То же и с красотой. Как только кто-то бросает «Как красиво», даже если вы хорошо поработали над созданием этой «красоты», сложно отделаться от мысли, что вы достигли её путём опасных компромиссов.
Здесь кроется интересное противоречие. Идеальное противоречие, если вдуматься, как раз такое, как должно быть – отчасти потому, что мы сами его создали: оно в точности такое, как мы заслуживаем.
(11)
Меня поразило, как Кея (она играет Розу) обращается с гуашью в некоторых сценах. Она рисует картинку. Потом, когда картинка высохла, она рисует поверх новую или просто закрашивает ровным слоем. Из-под слоя свежей краски проступают детали первой картинки, подобно случайному виду из окна. Это, конечно, известная современная техника, всё понятно, но в работе девочки она меня поразила.
(12)
Сам фильм (как сосуд, содержащий то, что в нём происходит) – холодный и гладкий, как волна, обрушивающаяся на персонажей и их окружение. В нём нет швов и трещин (при том, что он построен из модулей, которые могли бы быть собраны и по-другому), музыкальный ритм нерегулярный. Изображение контрастирует с искренними (и разумными) желаниями и порывами персонажей. Кем бы ни был тот, кто наблюдает эту историю (возможно, с некоторого расстояния), ему, как кажется, не очень интересны характеры персонажей: оптимист или пессимист, страдающий или счастливый – эти слова, привычные категории кажутся здесь неуместными.
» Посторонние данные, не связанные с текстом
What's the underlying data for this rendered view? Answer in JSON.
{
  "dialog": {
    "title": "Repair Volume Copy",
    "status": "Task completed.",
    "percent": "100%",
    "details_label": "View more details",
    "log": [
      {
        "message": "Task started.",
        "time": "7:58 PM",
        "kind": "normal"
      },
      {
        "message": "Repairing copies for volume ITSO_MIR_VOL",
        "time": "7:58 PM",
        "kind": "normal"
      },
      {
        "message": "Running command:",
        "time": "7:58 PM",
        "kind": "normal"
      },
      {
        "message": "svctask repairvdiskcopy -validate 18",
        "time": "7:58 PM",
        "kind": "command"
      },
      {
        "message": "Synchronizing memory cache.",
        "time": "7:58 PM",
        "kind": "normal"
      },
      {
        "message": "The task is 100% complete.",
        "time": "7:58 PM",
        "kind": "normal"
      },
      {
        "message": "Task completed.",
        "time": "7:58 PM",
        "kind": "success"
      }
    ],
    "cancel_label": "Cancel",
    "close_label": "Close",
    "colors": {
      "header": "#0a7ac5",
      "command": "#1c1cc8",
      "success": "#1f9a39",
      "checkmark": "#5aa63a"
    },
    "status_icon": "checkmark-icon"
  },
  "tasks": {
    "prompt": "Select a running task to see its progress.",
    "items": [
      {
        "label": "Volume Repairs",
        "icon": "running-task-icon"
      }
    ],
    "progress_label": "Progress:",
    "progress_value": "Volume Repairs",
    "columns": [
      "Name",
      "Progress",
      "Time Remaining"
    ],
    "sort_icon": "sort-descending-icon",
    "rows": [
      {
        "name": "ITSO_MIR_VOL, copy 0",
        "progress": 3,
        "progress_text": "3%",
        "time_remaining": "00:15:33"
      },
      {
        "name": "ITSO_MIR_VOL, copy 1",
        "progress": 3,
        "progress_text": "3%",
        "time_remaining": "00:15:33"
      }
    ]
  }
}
Автономная (и двойственная) жизнь изображения: по сравнению с ним, слова в «Ружьях» какие-то жалкие (и конвенциональные).
(13)
У Лил, Марго, Катрин и Мари (матери) развито чувство целостности. Их миры не фрагментарны. Элементы проникают друг в друга, и их переплетение рождает целую ткань опытов, неотделимых от этих женщин. Их способы видеть и чувствовать отвергают условности и упрощения «истории».
Я не хочу на этом строить какие-то бинарные оппозиции, противопоставляя их, к примеру, Тони, но такова общая тенденция, фундаментальное различие.
Кадр из фильма Роберта Крамера «Ружья»
(14)
В конце все дуются и раздражаются, но каждый по-своему. Никто не готов уступить, и все гнутся, как ветви ивы, клонящиеся к воде.
(15)
Я заметил, что если я остаюсь пассивным (как, думаю, и предполагается), то проплывающие мимо мерцающие кадры из новостей не имеют никакого смысла. Они не имеют никакого смысла для меня, в то время как, очевидно, успешно продолжают производить собственные значения.
Мне стоит невероятных усилий вспомнить, что было сказано накануне о том или ином событии. Поэтому осмысленной историей кажется история самих изменений, ежедневных поправок к «истории». Они помогают набросать общую картину. Всё это меньше бы меня занимало, если бы я оставался пассивен.
Есть непреодолимое, навязчивое желание – как когда Марлоу соглашается на дело вопреки здравому смыслу, или когда сотрудник агентства «Континенталь» направляется в Отравилл, или упорное порочное желание до бесконечности раскапывать землю ради отсутствующей косточки. Не стоит думать, что это делается ради истины, чести и так далее, все эти причины уже слегка поистрепались, так что трудно докопаться до действенных аргументов.
(16)
Концепция целого напоминает набор функций в моих электронных наручных часах. Каждая функция сама по себе беспрерывна – просто ты делаешь выбор подключиться к ней (путем нажатия на маленькую кнопку) и наблюдать её действие в определённый момент времени.
(17)
Он описывает мне историю. Или, точнее, пытается мне её описать, старательно проводя границы между своим восприятием, гипотезами и выводами. Он прикладывает усилия, чтобы объяснить, что он извлёк из каждой ситуации, почему он понял её так, а не иначе. Иногда ему требуется поведать что-то о себе самом, чтобы прояснить свои способы смотреть на вещи и методы интерпретации.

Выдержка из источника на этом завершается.